No products in the cart.
When Google first introduced its trojan horse bounty program for Android, one of the best reward you might well per chance fetch for discovering and reporting a capacity exploit became as soon as $38,000.
The cap grew over time, as Android grew in recognition, extra safety researchers bought on board and extra vulnerabilities had been unearthed. This morning, Google is bumping up its high reward to $1.5 million greenbacks.
They’re no longer going to pay out a million+ for impartial any trojan horse, finally.

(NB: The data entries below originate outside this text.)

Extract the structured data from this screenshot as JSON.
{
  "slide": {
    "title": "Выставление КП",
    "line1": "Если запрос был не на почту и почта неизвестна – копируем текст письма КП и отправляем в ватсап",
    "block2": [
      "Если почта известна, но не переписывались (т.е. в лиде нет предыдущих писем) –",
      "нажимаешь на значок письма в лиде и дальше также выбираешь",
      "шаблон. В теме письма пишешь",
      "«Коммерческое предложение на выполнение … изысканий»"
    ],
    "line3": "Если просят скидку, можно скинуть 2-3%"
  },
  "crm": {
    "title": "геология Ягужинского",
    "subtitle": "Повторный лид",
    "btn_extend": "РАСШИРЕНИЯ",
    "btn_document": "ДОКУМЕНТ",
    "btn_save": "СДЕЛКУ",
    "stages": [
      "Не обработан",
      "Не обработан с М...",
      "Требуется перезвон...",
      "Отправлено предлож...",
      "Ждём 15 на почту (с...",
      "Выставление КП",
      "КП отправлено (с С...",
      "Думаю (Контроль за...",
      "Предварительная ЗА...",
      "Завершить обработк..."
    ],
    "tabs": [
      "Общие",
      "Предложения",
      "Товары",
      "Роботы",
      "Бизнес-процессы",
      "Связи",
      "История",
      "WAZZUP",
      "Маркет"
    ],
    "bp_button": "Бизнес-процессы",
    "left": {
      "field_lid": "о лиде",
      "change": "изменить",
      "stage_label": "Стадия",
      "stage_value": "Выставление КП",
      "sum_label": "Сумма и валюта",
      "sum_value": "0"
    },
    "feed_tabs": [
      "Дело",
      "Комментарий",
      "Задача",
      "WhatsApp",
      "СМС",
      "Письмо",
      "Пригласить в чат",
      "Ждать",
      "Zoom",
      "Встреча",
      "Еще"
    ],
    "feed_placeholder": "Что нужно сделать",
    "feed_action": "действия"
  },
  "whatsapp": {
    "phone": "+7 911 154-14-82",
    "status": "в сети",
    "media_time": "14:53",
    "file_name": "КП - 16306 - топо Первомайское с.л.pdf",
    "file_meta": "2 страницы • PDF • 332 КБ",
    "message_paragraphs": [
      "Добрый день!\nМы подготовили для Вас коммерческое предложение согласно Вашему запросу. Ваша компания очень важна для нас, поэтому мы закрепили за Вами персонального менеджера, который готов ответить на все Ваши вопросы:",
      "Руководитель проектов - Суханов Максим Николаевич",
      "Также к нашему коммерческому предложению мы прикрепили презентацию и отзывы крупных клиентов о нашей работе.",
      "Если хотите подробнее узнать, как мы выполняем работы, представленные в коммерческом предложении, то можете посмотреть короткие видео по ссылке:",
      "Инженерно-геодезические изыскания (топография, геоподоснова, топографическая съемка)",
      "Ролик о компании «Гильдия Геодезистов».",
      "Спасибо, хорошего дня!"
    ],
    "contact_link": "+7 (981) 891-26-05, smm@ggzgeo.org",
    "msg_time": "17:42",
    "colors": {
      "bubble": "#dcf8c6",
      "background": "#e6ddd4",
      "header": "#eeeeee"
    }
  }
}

For this fresh reward class, Google is making an try to get “plump chain distant code execution exploit with persistence which compromises the Titan M rating ingredient on Pixel devices.” In other words, they’re making an try to get an exploit that, with out the attacker having bodily entry to the software, can attain code even after a software is reset and breaks into the dedicated safety chip constructed into the Pixels.
Reporting an exploit that suits that bill will fetch researchers as a lot as $1 million. If they are able to attain it on “explain developer preview variations” of Android, meanwhile, there’s a 50% bonus reward, bumping up essentially the most prize as a lot as $1.5 million.
Google first introduced the Titan M safety chip with the Pixel 3. As Google outlines here, the chip’s job is mainly to supervise; it double-checks boot prerequisites, verifies firmware signatures, handles lock video show passcodes and tries to aid malicious apps from forcing your software to roll abet to “older, potentially inclined” builds of Android. The identical chip can also even be show in the Pixel 4 lineup.
Indeed, $1.5 million for a single exploit sounds love loads… and it’s miles. It’s roughly what Google paid out for all trojan horse bounties in the closing 12 months. The head reward this yr, the corporate says, became as soon as $161,337 for a “1-click distant code execution exploit chain on the Pixel 3 software.” The average payout, meanwhile, became as soon as about $3,800 per discovering. Given the capacity severity of consistently busting by scheme of the safety chip on what’s meant to be the flagship fetch of Android, even supposing, a wild payout is vivid.